Rail operating employees know the Federal Employers’ Liability Act (FELA) saves lives by forcing railroads to address safety problems carriers might ignore if the penalty were no more than the equivalent of a parking ticket.
Confirmation now comes from the Association of American Railroads (AAR), which speaks for the carriers. A July 29 presentation by AAR researcher Peter French highlights declining employee deaths and injuries during a time period that coincides with aggressive filing of FELA law suits.
Sadly, and too often, only after UTU designated legal counsel win multi-million dollar lawsuits against railroads, because profits are put ahead of safety, do carriers respond by taking workplace safety more seriously.
The FELA is an effective prod that keeps railroads focused on improving workplace safety.
The Supreme Court said the FELA is intended to “impel the carrier to avoid and prevent negligent acts and omissions.” Justice William O. Douglas said, “The FELA was designed to put on the railroad industry some of the costs of the legs, arms, eyes, and lives which it consumed in its operation.”
Notwithstanding their own data showing the success of FELA in reducing employee fatalities and injuries, the railroads — and by every means possible — continue their attempt to repeal the 100-year-old FELA for the sole purpose of avoiding liability.
Perhaps this is not surprising for an industry best known for officials who proclaimed, “The public be damned,” and, “I can hire one-half of the working class to kill the other half.”
The painful facts are that before Congress passed the FELA in 1908, more than 4,300 railroaders were killed annually, and almost 63,000 more railroad employees were injured each year.
The FELA has helped to slash those numbers by making railroads liable if an employee injury or death results in whole or in part from the negligence of any of its officers, agents or employees, or from any defect or insufficiency in equipment or roadbed.
The AAR presentation highlights that “railroads have dramatically improved safety over the last two and one-half decades.” It doesn’t require an economist to conclude that were the profit-seeking railroads not liable for their own negligence, as provided by the FELA, there likely would have been no such improvement.
Still, the 62 employee workplace deaths during calendar years 2005-2007 — and an annual injury rate of more than 5,000 rail workers — are too many.

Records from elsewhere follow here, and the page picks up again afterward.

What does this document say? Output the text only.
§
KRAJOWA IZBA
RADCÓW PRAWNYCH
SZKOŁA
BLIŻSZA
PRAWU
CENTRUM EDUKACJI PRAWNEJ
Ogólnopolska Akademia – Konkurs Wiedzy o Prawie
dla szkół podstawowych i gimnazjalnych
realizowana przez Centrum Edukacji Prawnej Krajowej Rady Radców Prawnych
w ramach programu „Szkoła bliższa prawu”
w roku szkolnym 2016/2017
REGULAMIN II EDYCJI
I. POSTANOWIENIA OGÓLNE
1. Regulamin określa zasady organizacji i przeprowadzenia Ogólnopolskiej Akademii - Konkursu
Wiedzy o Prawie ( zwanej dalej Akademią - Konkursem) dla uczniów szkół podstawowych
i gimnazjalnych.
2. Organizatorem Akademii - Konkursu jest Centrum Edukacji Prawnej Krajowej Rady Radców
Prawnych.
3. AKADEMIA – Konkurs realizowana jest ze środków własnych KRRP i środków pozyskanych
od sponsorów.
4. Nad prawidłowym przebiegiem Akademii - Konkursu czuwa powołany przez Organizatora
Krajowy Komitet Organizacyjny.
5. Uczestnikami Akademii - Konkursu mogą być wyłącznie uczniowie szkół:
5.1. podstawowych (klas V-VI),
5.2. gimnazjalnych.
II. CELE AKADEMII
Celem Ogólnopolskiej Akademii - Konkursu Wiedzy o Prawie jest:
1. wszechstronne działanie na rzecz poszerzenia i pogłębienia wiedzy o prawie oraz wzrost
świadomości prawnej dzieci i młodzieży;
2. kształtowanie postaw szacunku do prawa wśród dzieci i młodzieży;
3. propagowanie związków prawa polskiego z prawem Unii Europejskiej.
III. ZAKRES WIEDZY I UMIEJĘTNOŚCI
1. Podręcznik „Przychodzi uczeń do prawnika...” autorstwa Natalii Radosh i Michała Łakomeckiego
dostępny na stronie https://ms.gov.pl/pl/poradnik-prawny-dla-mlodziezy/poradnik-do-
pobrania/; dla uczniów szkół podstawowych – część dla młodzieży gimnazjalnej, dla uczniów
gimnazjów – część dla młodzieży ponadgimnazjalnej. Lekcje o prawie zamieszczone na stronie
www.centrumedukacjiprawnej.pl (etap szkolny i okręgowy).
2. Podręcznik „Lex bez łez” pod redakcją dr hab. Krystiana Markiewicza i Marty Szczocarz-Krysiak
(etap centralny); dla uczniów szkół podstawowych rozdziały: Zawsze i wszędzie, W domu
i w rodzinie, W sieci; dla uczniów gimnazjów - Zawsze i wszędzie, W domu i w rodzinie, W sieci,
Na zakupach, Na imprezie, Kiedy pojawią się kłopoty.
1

That is why the UTU and other rail labor unions continue to defend the importance of the FELA, and designate experienced legal counsel to assist brothers and sisters who fall victim to unsafe working conditions.
Unlike other industries, when rail workers are injured on the job they do not suffer simply cuts, bruises and sprains. They suffer amputations, other career ending injuries, and death.
If you are injured on the job, the FELA and your UTU Designated Legal Counsel are the best friends you and your family have. These successful trial lawyers are specialists in handling FELA claims, and are fully experienced in dealing with railroad claim agents and railroad lawyers.
And remember: Contributory negligence is not a bar to recovering under the FELA; and the FELA prohibits railroads from retaliating against employees who provide Designated Legal Counsel with factual information on injuries to fellow employees, or who testify in support of injured workers. Each FELA lawsuit sends to the carriers a message they cannot ignore.
A listing of UTU Designated Legal Counsel — attorneys who answer to the UTU — is provided at www.utu.org (by clicking on “Designated Legal Counsel” under “About UTU”), or a listing may be obtained from local union officers or your general chairpersons.
As the AAR has confirmed, the FELA saves employee lives.